Lala Lajpat Rai was one of the outstanding leaders of modern India, a contemporary of Dadabhai Naoroji, Tilak, Gokhale and Gandhi. His public life spanned the last decade of the nineteenth century and the first three decades of the twentieth century. He practised law at the Lahore Chief Court and built up a lucrative practice, but was drawn very early into public activities pertaining to religious, educational and social reforms and then into nationalist politics. Lajpat Rai was one of the foremost leaders of the Indian National Congress. His arrest and deportation without trial to Burma in 1907 created a great sensation in India. He spent the war years (1914-18) in the United States propagating the Indian case for self government. He returned to India in 1920 and had the honour of presiding over the Calcutta Session of the Indian National Congress which approved of Gandhi's campaign for non cooperation with the government. He was deputy leader of the Swaraj Party in the Central Legislative Assembly and played a prominent role in provincial as well as national politics in the 1920s. While leading a demonstration against the Simon Commission at Lahore in 1928 he received injuries in an assault by the police which hastened his death.
The fourteenth volume in the series is mainly the reprint of Lajpat Rai's Last major work Unhappy India. In 1927 when Lajpat Rai was in London, Miss Katherine Mayo's muckraking Mother India appeared. The book constituted a wholesale and indiscriminate vilification of Indian civilization and character by a foreign journalist. Aptly called a "drain inspector's report" Gandhiji, Mother India created quite a Stir in India as well as in Britain.

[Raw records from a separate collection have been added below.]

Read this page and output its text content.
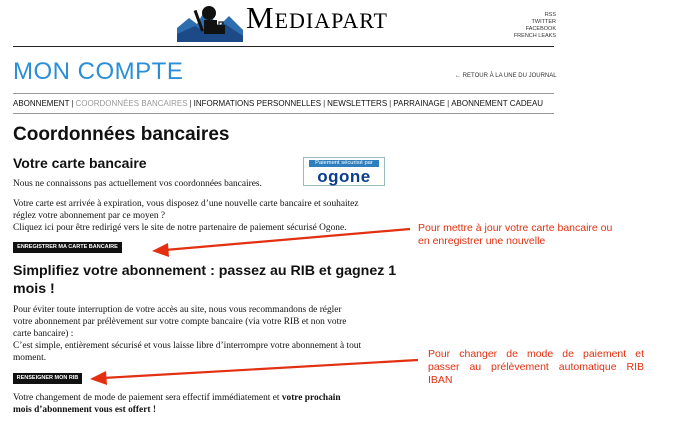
Mediapart	RSS
TWITTER
FACEBOOK
FRENCH LEAKS
MON COMPTE	← RETOUR À LA UNE DU JOURNAL
ABONNEMENT | COORDONNÉES BANCAIRES | INFORMATIONS PERSONNELLES | NEWSLETTERS | PARRAINAGE | ABONNEMENT CADEAU
Coordonnées bancaires
Votre carte bancaire	Paiement sécurisé par
ogone
Nous ne connaissons pas actuellement vos coordonnées bancaires.
Votre carte est arrivée à expiration, vous disposez d’une nouvelle carte bancaire et souhaitez
réglez votre abonnement par ce moyen ?
Cliquez ici pour être redirigé vers le site de notre partenaire de paiement sécurisé Ogone.
ENREGISTRER MA CARTE BANCAIRE
Simplifiez votre abonnement : passez au RIB et gagnez 1
mois !
Pour éviter toute interruption de votre accès au site, nous vous recommandons de régler
votre abonnement par prélèvement sur votre compte bancaire (via votre RIB et non votre
carte bancaire) :
C’est simple, entièrement sécurisé et vous laisse libre d’interrompre votre abonnement à tout
moment.
RENSEIGNER MON RIB
Votre changement de mode de paiement sera effectif immédiatement et votre prochain
mois d’abonnement vous est offert !
Pour mettre à jour votre carte bancaire ou
en enregistrer une nouvelle
Pour changer de mode de paiement et
passer au prélèvement automatique RIB
IBAN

Lajpat Rai was convinced that the publication was a part of the unscrupulous anti-Indian propaganda organized and financed by those who were opposed to India's claim for self government. He would not allow to go unchallenged the calumnies heaped by Miss Mayo on the Indian people. On his return to India he made it his first duty to write a fitting reply to Mother India and by January 1928 his Unhappy India was in the press.